Nigeria’s Minister of Education, Tunji Alausa, has highlighted major successes recorded in the education sector under the administration of Bola Ahmed Tinubu, saying the ongoing reforms would positively impact generations of Nigerians.
Alausa spoke on Monday during a special roundtable session at the Education World Forum, where he engaged education ministers and global stakeholders on Nigeria’s foundational learning reforms and strategies for tackling learning poverty.
The minister explained that Nigeria had successfully unified foundational literacy delivery under a single national standard covering both formal and non-formal education systems.
According to him, the Federal Government is currently scaling the Rapid Assessment of Numeracy and Literacy programme for Primary 1 to 3 pupils and the Teaching at the Right Level initiative for Primary 4 to 6 pupils across 15 states through the Universal Basic Education Commission.
He noted that the initiatives utilise structured lesson plans, weekly teacher coaching and regular assessments to improve learning outcomes.
Alausa further disclosed that the Accelerated Basic Education Programme developed by the Nigerian Educational Research and Development Council delivers foundational literacy and numeracy outcomes for out-of-school children and adolescents within three years.
According to him, both formal and non-formal education tracks now report into the National Education Data Initiative, making it possible for government to monitor education coverage from a unified dashboard for the first time.
The minister also highlighted several state-led reforms already producing measurable results, including EKOEXCEL, KwaraLEARN and BayelsaPRIME, which he described as successful data-driven and technology-enabled teaching models.
He revealed that KwaraLEARN had reduced foundational learning deficiencies by half in less than two years, while BayelsaPRIME improved literacy levels by 20 percentage points within 19 weeks.
“The model is working, and we are now scaling it nationally,” he stated.
Speaking on policy and funding reforms, the minister said foundational literacy and numeracy now occupy a central position in President Tinubu’s Renewed Hope Agenda and the National Foundational Literacy and Numeracy Programme.
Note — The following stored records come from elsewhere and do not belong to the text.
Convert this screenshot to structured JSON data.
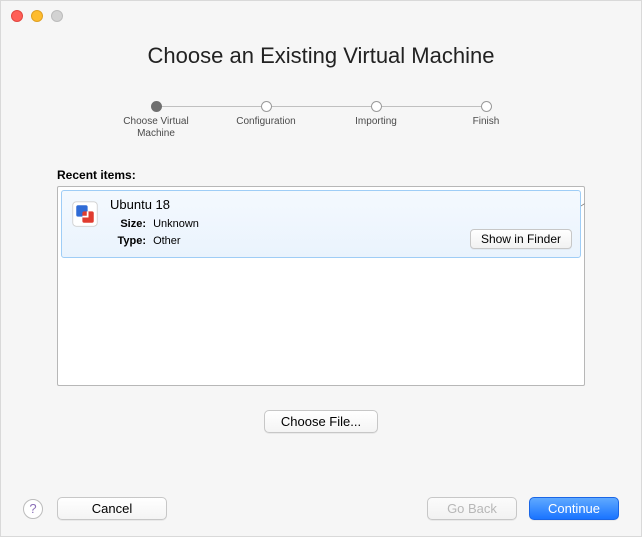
{
  "title": "Choose an Existing Virtual Machine",
  "steps": [
    {
      "label": "Choose Virtual Machine",
      "active": true
    },
    {
      "label": "Configuration",
      "active": false
    },
    {
      "label": "Importing",
      "active": false
    },
    {
      "label": "Finish",
      "active": false
    }
  ],
  "recent": {
    "header": "Recent items:",
    "items": [
      {
        "name": "Ubuntu 18",
        "size_label": "Size:",
        "size_value": "Unknown",
        "type_label": "Type:",
        "type_value": "Other",
        "show_in_finder": "Show in Finder"
      }
    ]
  },
  "buttons": {
    "choose_file": "Choose File...",
    "cancel": "Cancel",
    "go_back": "Go Back",
    "continue": "Continue",
    "help": "?"
  }
}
He added that the Federal Government was finalising a National Policy on Foundational Literacy and Numeracy aimed at providing a sustainable legal and institutional framework for reforms across federal, state and non-formal education systems.
Alausa also disclosed that under Nigeria’s Partnership Compact with the Global Partnership for Education, about 70 per cent of funding is tied to measurable outcomes in learning, teacher management and data utilisation.
The minister further announced plans by the Federal Government to increase the Universal Basic Education Commission’s share of the Consolidated Revenue Fund from two per cent to four per cent, effectively doubling federal funding for basic education nationwide.
On efforts to tackle Nigeria’s out-of-school children crisis, Alausa explained that the Accelerated Basic Education Programme provides a recognised pathway for children outside the formal school system to transition into Junior Secondary School education.
He noted that ABEP centres and formal schools now use the same coaching tools and learning materials, while State Universal Basic Education Board officers supervise both systems across 15 states to ensure quality and consistency.
The minister maintained that the newly deployed National Education Data Initiative had also exposed critical gaps in donor funding effectiveness, stressing that Nigeria had shifted its focus from educational inputs to measurable learning outcomes.
Expressing optimism over the reforms, Alausa said the ongoing initiatives would significantly reduce learning poverty across the country.
“With the National Policy on FLN nearly finalised and one standard across formal and non-formal systems, we are building a foundation that will outlast any single programme cycle. That is how we will end learning poverty at scale,” he said.